Siriporn told Life that her brother feels happy staying at the temple where he can talk to patients who share the same feelings and are supportive throughout the dying process. But staying at home stressed him out.
''We go to visit him every week. He told me he likes praying and listening to dhamma lessons that help him keep calm,'' she said ''We've become closer. We witness what is typically a very private moment. We think he made the right decision,'' she said
Many patients with life-threatening illnesses shift from usual medical treatments in which doctors strive to cure the disease in a hospital to receive palliative care at a hospice where they can spend their last months in a serene way.
However, there is only a handful of hospice centres in Thailand while palliative care services that focus on enhancing the quality of life of patients during the difficult moment and supporting their families are still inactive.
''Palliative care is a gap in Thai medical services,'' said Assoc Prof Srivieng Pairojkul, director, Palliative Care Unit, Srinagarind Hospital, Faculty of Medicine of Khon Kaen University.

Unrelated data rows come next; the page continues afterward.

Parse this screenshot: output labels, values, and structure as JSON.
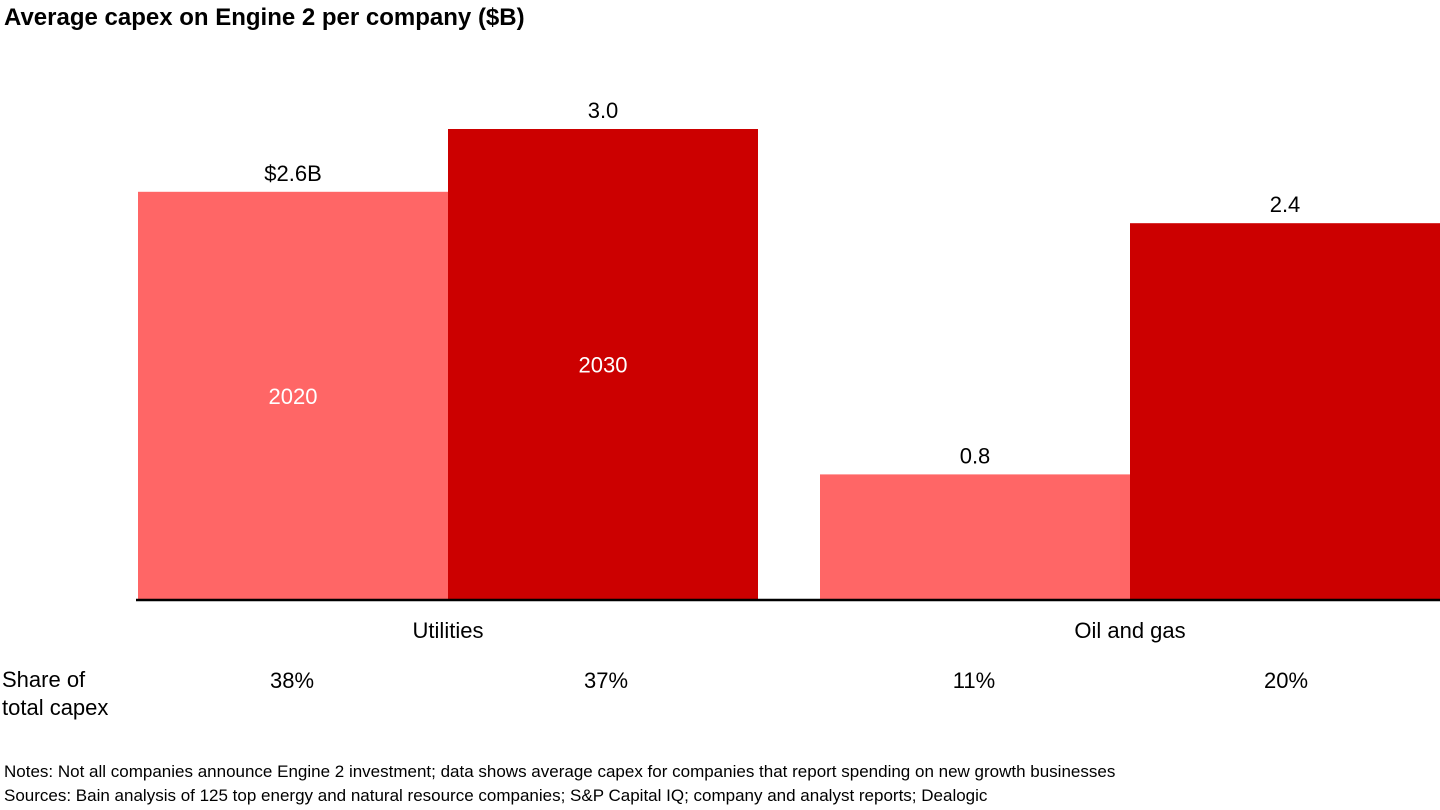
{
  "title": "Average capex on Engine 2 per company ($B)",
  "colors": {
    "series_2020": "#ff6666",
    "series_2030": "#cc0000",
    "axis": "#000000",
    "inside_label": "#ffffff"
  },
  "chart_data": {
    "type": "bar",
    "title": "Average capex on Engine 2 per company ($B)",
    "xlabel": "",
    "ylabel": "",
    "categories": [
      "Utilities",
      "Oil and gas"
    ],
    "series": [
      {
        "name": "2020",
        "values": [
          2.6,
          0.8
        ],
        "value_labels": [
          "$2.6B",
          "0.8"
        ],
        "share_of_total_capex": [
          "38%",
          "11%"
        ]
      },
      {
        "name": "2030",
        "values": [
          3.0,
          2.4
        ],
        "value_labels": [
          "3.0",
          "2.4"
        ],
        "share_of_total_capex": [
          "37%",
          "20%"
        ]
      }
    ],
    "ylim": [
      0,
      3.0
    ],
    "grid": false,
    "legend": "labels inside first group bars"
  },
  "share_row": {
    "label_line1": "Share of",
    "label_line2": "total capex"
  },
  "footer": {
    "notes": "Notes: Not all companies announce Engine 2 investment; data shows average capex for companies that report spending on new growth businesses",
    "sources": "Sources: Bain analysis of 125 top energy and natural resource companies; S&P Capital IQ; company and analyst reports; Dealogic"
  }
}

''Some doctors and nurses don't know how to deal with patients with terminal illnesses in a proper manner.''
Prof Srivieng, who is also president of the Thai Palliative Care Society, noted that palliative care is not on the curriculum of medical and nursing schools here and there is no official training centre.
The good news is that Mahidol University has a plan to develop a fully integrated centre for palliative care for terminally-ill patients and the ageing population on a 100 rai plot located at Hua Hin, Prachuap Kiri Khan. It's expected to be the country's largest centre for palliative care.
To fill the gap in Thai medical services and fulfill the goal of the university's plan, Prof Srivieng suggested including palliative care in medical and nursing educational programmes. Also, adding care services to the national health scheme would be another important step forward.
''The country is entering the 'ageing society'. And there is an alarming number of patients with chronic diseases, including cancer, heart disease, kidney disease and Aids. So these are urgent agendas.'' she said.
How to offer comfort after a loss
Be genuine in communication with the bereaved when offering support.
Say: ''I'm not sure what to say, but I want you to know I care, tell me what I can do for you.''
Avoid saying: ''I know how you feel.'' One can never know how another person feels. Instead, you should ask your friend to tell you how she feels.
''It's part of God's plan.'' This statement can anger most people in grief, and they may respond: ''What plan? Nobody told me about the plan.''
Houses set in a relaxed, homely environment for patients at Wat Khampramong let them stay in peace and feel at ease.